There are many articles and YouTube videos about the requirements for naturalization. But this article will be different. Rather than going through the requirements for naturalization, I will go through when not to naturalize. As an attorney practicing law for over 40 years, I have had many people consult with me after they had applied for naturalization, but it was denied. In many cases, they made a big mistake by filing for naturalization.
Here now is the second part of the other reasons why a person should not file for naturalization, and if any apply to you, consult with an attorney before filing:
- Outside the U.S. too long. Some lawful permanent residents treat their green cards as though, they were tourist or visitor visas. They are outside the U.S. most of the time (possibly to be with family members in their home country or they still had business there) and “visit” the U.S. for a short time with their green card.

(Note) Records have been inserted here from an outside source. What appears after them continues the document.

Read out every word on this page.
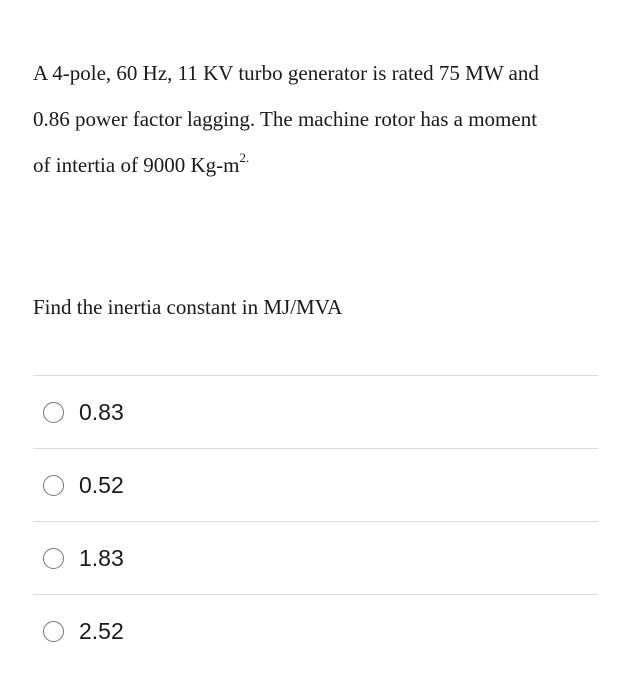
A 4-pole, 60 Hz, 11 KV turbo generator is rated 75 MW and
0.86 power factor lagging. The machine rotor has a moment
of intertia of 9000 $Kg-m^{2.}$

Find the inertia constant in MJ/MVA

0.83
0.52
1.83
2.52
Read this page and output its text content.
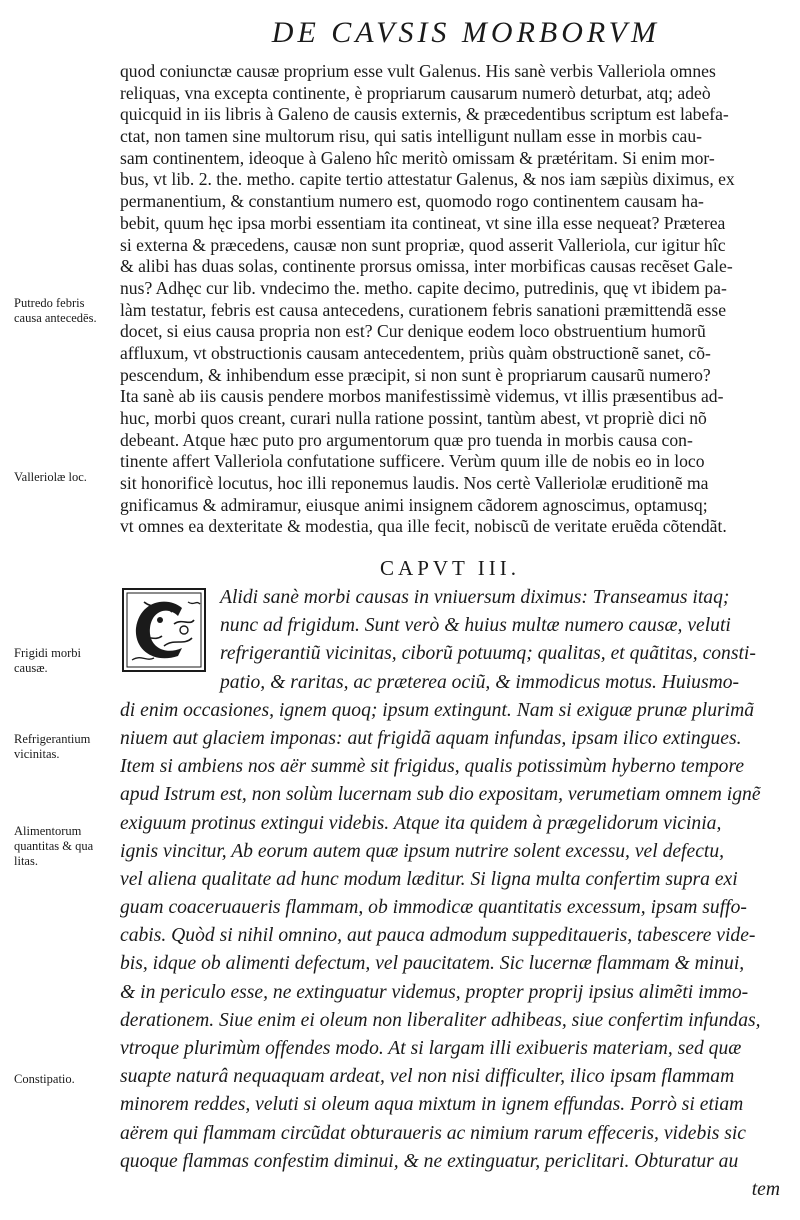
DE CAVSIS MORBORVM
quod coniunctæ causæ proprium esse vult Galenus. His sanè verbis Valleriola omnes
reliquas, vna excepta continente, è propriarum causarum numerò deturbat, atq; adeò
quicquid in iis libris à Galeno de causis externis, & præcedentibus scriptum est labefa-
ctat, non tamen sine multorum risu, qui satis intelligunt nullam esse in morbis cau-
sam continentem, ideoque à Galeno hîc meritò omissam & prætéritam. Si enim mor-
bus, vt lib. 2. the. metho. capite tertio attestatur Galenus, & nos iam sæpiùs diximus, ex
permanentium, & constantium numero est, quomodo rogo continentem causam ha-
bebit, quum hęc ipsa morbi essentiam ita contineat, vt sine illa esse nequeat? Præterea
si externa & præcedens, causæ non sunt propriæ, quod asserit Valleriola, cur igitur hîc
& alibi has duas solas, continente prorsus omissa, inter morbificas causas recẽset Gale-
nus? Adhęc cur lib. vndecimo the. metho. capite decimo, putredinis, quę vt ibidem pa-
làm testatur, febris est causa antecedens, curationem febris sanationi præmittendã esse
docet, si eius causa propria non est? Cur denique eodem loco obstruentium humorũ
affluxum, vt obstructionis causam antecedentem, priùs quàm obstructionẽ sanet, cõ-
pescendum, & inhibendum esse præcipit, si non sunt è propriarum causarũ numero?
Ita sanè ab iis causis pendere morbos manifestissimè videmus, vt illis præsentibus ad-
huc, morbi quos creant, curari nulla ratione possint, tantùm abest, vt propriè dici nõ
debeant. Atque hæc puto pro argumentorum quæ pro tuenda in morbis causa con-
tinente affert Valleriola confutatione sufficere. Verùm quum ille de nobis eo in loco
sit honorificè locutus, hoc illi reponemus laudis. Nos certè Valleriolæ eruditionẽ ma
gnificamus & admiramur, eiusque animi insignem cãdorem agnoscimus, optamusq;
vt omnes ea dexteritate & modestia, qua ille fecit, nobiscũ de veritate eruẽda cõtendãt.
CAPVT III.
Alidi sanè morbi causas in vniuersum diximus: Transeamus itaq;
nunc ad frigidum. Sunt verò & huius multæ numero causæ, veluti
refrigerantiũ vicinitas, ciborũ potuumq; qualitas, et quãtitas, consti-
patio, & raritas, ac præterea ociũ, & immodicus motus. Huiusmo-
di enim occasiones, ignem quoq; ipsum extingunt. Nam si exiguæ prunæ plurimã
niuem aut glaciem imponas: aut frigidã aquam infundas, ipsam ilico extingues.
Item si ambiens nos aër summè sit frigidus, qualis potissimùm hyberno tempore
apud Istrum est, non solùm lucernam sub dio expositam, verumetiam omnem ignẽ
exiguum protinus extingui videbis. Atque ita quidem à prægelidorum vicinia,
ignis vincitur, Ab eorum autem quæ ipsum nutrire solent excessu, vel defectu,
vel aliena qualitate ad hunc modum læditur. Si ligna multa confertim supra exi
guam coaceruaueris flammam, ob immodicæ quantitatis excessum, ipsam suffo-
cabis. Quòd si nihil omnino, aut pauca admodum suppeditaueris, tabescere vide-
bis, idque ob alimenti defectum, vel paucitatem. Sic lucernæ flammam & minui,
& in periculo esse, ne extinguatur videmus, propter proprij ipsius alimẽti immo-
derationem. Siue enim ei oleum non liberaliter adhibeas, siue confertim infundas,
vtroque plurimùm offendes modo. At si largam illi exibueris materiam, sed quæ
suapte naturâ nequaquam ardeat, vel non nisi difficulter, ilico ipsam flammam
minorem reddes, veluti si oleum aqua mixtum in ignem effundas. Porrò si etiam
aërem qui flammam circũdat obturaueris ac nimium rarum effeceris, videbis sic
quoque flammas confestim diminui, & ne extinguatur, periclitari. Obturatur au
tem
Putredo febris
causa antecedēs.
Valleriolæ loc.
Frigidi morbi
causæ.
Refrigerantium
vicinitas.
Alimentorum
quantitas & qua
litas.
Constipatio.
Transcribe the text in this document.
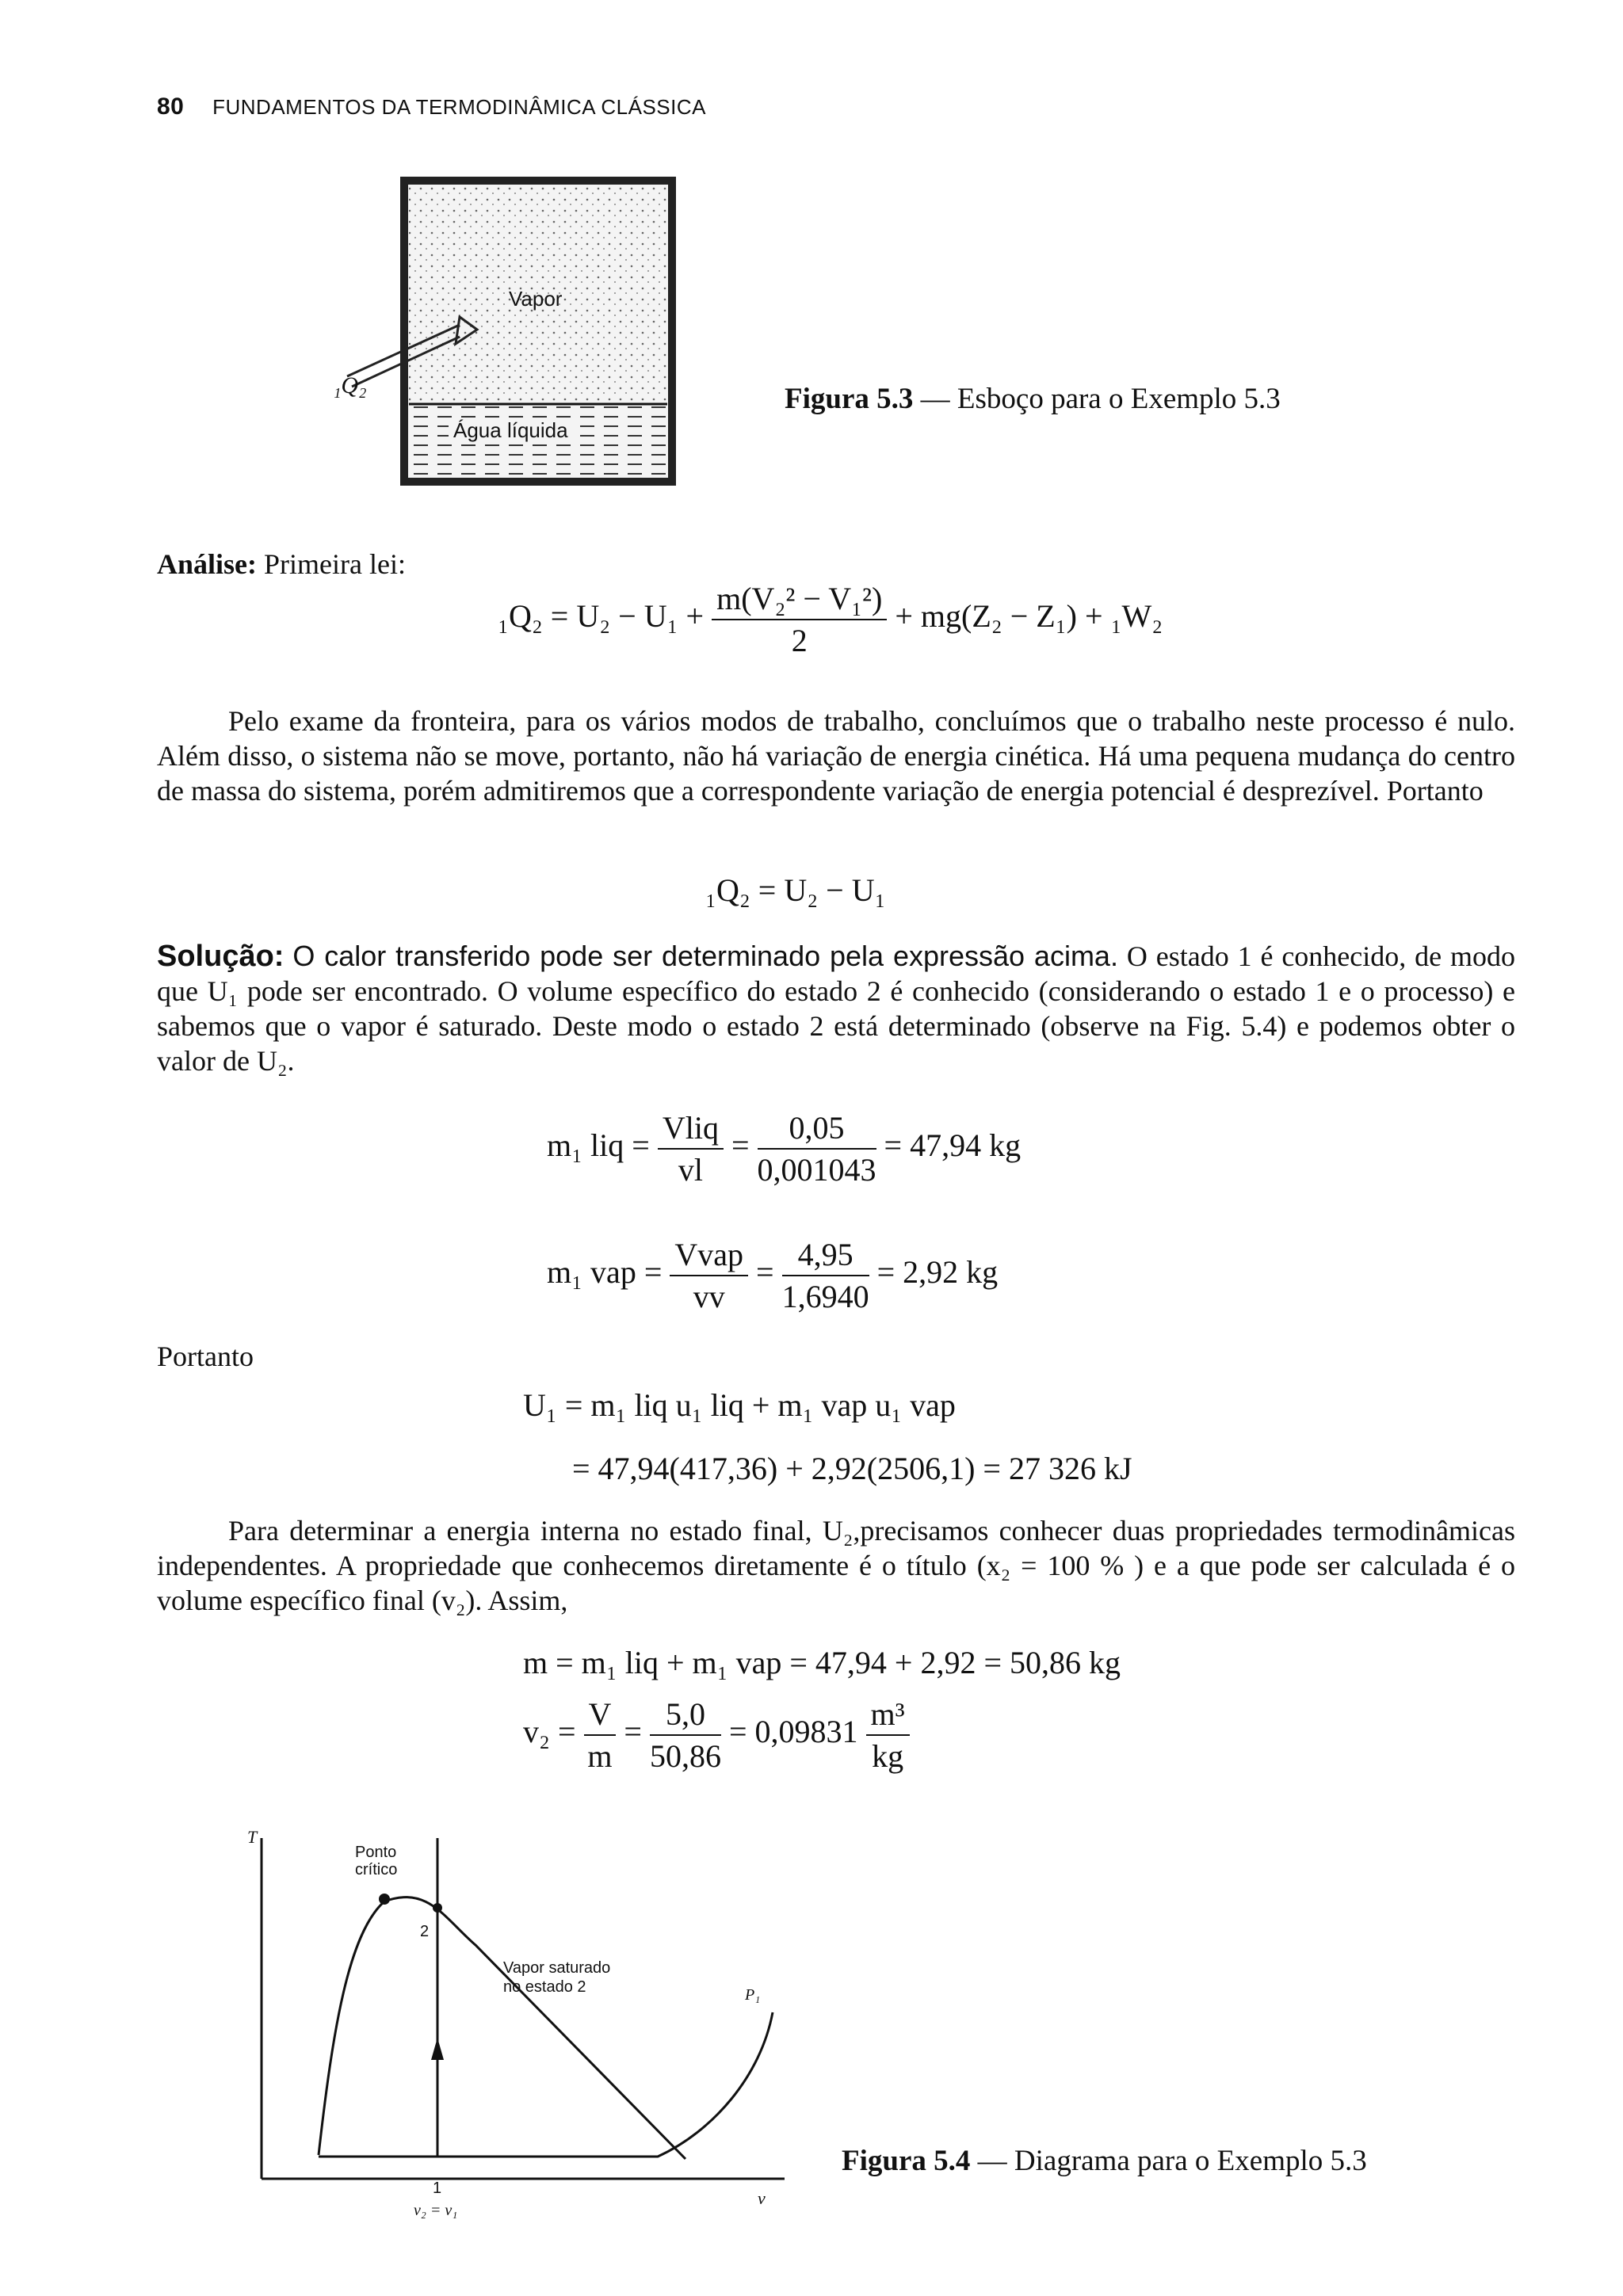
80 FUNDAMENTOS DA TERMODINÂMICA CLÁSSICA
Vapor
Água líquida
₁Q₂	Figura 5.3 — Esboço para o Exemplo 5.3
Análise: Primeira lei:
$_1Q_2 = U_2 - U_1 + \frac{\text{m(V₂² − V₁²)}}{2} + mg(Z_2 - Z_1) + _1W_2$
Pelo exame da fronteira, para os vários modos de trabalho, concluímos que o trabalho neste processo é nulo. Além disso, o sistema não se move, portanto, não há variação de energia cinética. Há uma pequena mudança do centro de massa do sistema, porém admitiremos que a correspondente variação de energia potencial é desprezível. Portanto
₁Q₂ = U₂ − U₁
Solução: O calor transferido pode ser determinado pela expressão acima. O estado 1 é conhecido, de modo que U₁ pode ser encontrado. O volume específico do estado 2 é conhecido (considerando o estado 1 e o processo) e sabemos que o vapor é saturado. Deste modo o estado 2 está determinado (observe na Fig. 5.4) e podemos obter o valor de U₂.
m₁ liq = $\frac{\text{Vliq}}{vl} = \frac{0,05}{0,001043} = 47,94$ kg
m₁ vap = $\frac{\text{Vvap}}{vv} = \frac{4,95}{1,6940} = 2,92$ kg
Portanto
U₁ = m₁ liq u₁ liq + m₁ vap u₁ vap
= 47,94(417,36) + 2,92(2506,1) = 27 326 kJ
Para determinar a energia interna no estado final, U₂,precisamos conhecer duas propriedades termodinâmicas independentes. A propriedade que conhecemos diretamente é o título (x₂ = 100 % ) e a que pode ser calculada é o volume específico final (v₂). Assim,
m = m₁ liq + m₁ vap = 47,94 + 2,92 = 50,86 kg
$v_2 = \frac{V}{m} = \frac{5,0}{50,86} = 0,09831 \frac{\text{m³}}{kg}$
T
v
Ponto
crítico
Vapor saturado
no estado 2
2
1
P₁
v₂ = v₁
Figura 5.4 — Diagrama para o Exemplo 5.3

Eligibility for naturalization requires that a person must be physically present in the U.S. for a certain period before filing their naturalization application, or their naturalization will be denied. A person will be ineligible for naturalization if:
- The person was outside the U.S. for a cumulative total of over 30 months during the five years before filing their naturalization application (or 18 months out of the last three years, if seeking naturalization based on marriage to a U.S. citizen.) In one case, a person’s naturalization application was denied because he was 19 days short of the 30 months of physical presence when he filed.
- The person was outside the U.S. for over six months in a row on a single visit. Being outside the U.S. for over six months on any single trip ordinarily would break or disrupt the five years of continuous residency, and the person would be eligible to apply 4 years and one day from their return from their most recent trip abroad.
- Claims of U.S. citizenship. If a non-citizen (including lawful permanent residents) claims to be a U.S. citizen, this could have devastating effects on their eligibility for naturalization and could jeopardize their green card. Some situations where a person may have claimed to be a U.S. citizen include:
- The person registered to vote or voted in a federal election.
- The person claimed to an employer on their Form I-9 to be a U.S. citizen, to be able to work.
- Did not work for petitioning employer. While many people obtain a green card through a family petition, many others obtain a green card through an employer’s sponsorship (PERM or labor certification), which requires the person to actually work for the employer once they obtain their green card. Some people were petitioned by an employer but never worked for the employer. Or, they quit before their green card was granted. If a person obtained a green card through an employment-based petition and files for naturalization, one of the first questions the officer will ask is “How long did you work for the employer after you got your green card?”. If you never work for the employer, it could be that you were never “lawfully admitted,” or obtained the green card through fraud, because you lacked the intent to work for that employer.
- CSPA eligible child. The Child Status Protection Act (CSPA) protects the children who aged out or turned 21 years of age. It is based on a complex mathematical formula. However, if the child meets the CSPA requirements, but their parent naturalized AFTER the child’s biological 21st birthday, it could ruin that child’s CSPA eligibility. I came across one case where the child had been CSPA eligible, but the parent naturalized after their child’s 21st birthday, destroying the child’s CSPA eligibility.
There are many other reasons or grounds a person should not file for naturalization, which is why I recommend you consult with an attorney before you file. If there are questions or issues, don’t have an attitude of “I’ll just file and see what happens, and if I get denied, then I will go to an attorney.”
Just because you were not discovered when you got your green card, does not mean you will be so lucky when you file for naturalization. By that time it may be too late, and you’ve rocked the boat or woken up USCIS to the fact that you may not have been eligible for your green card.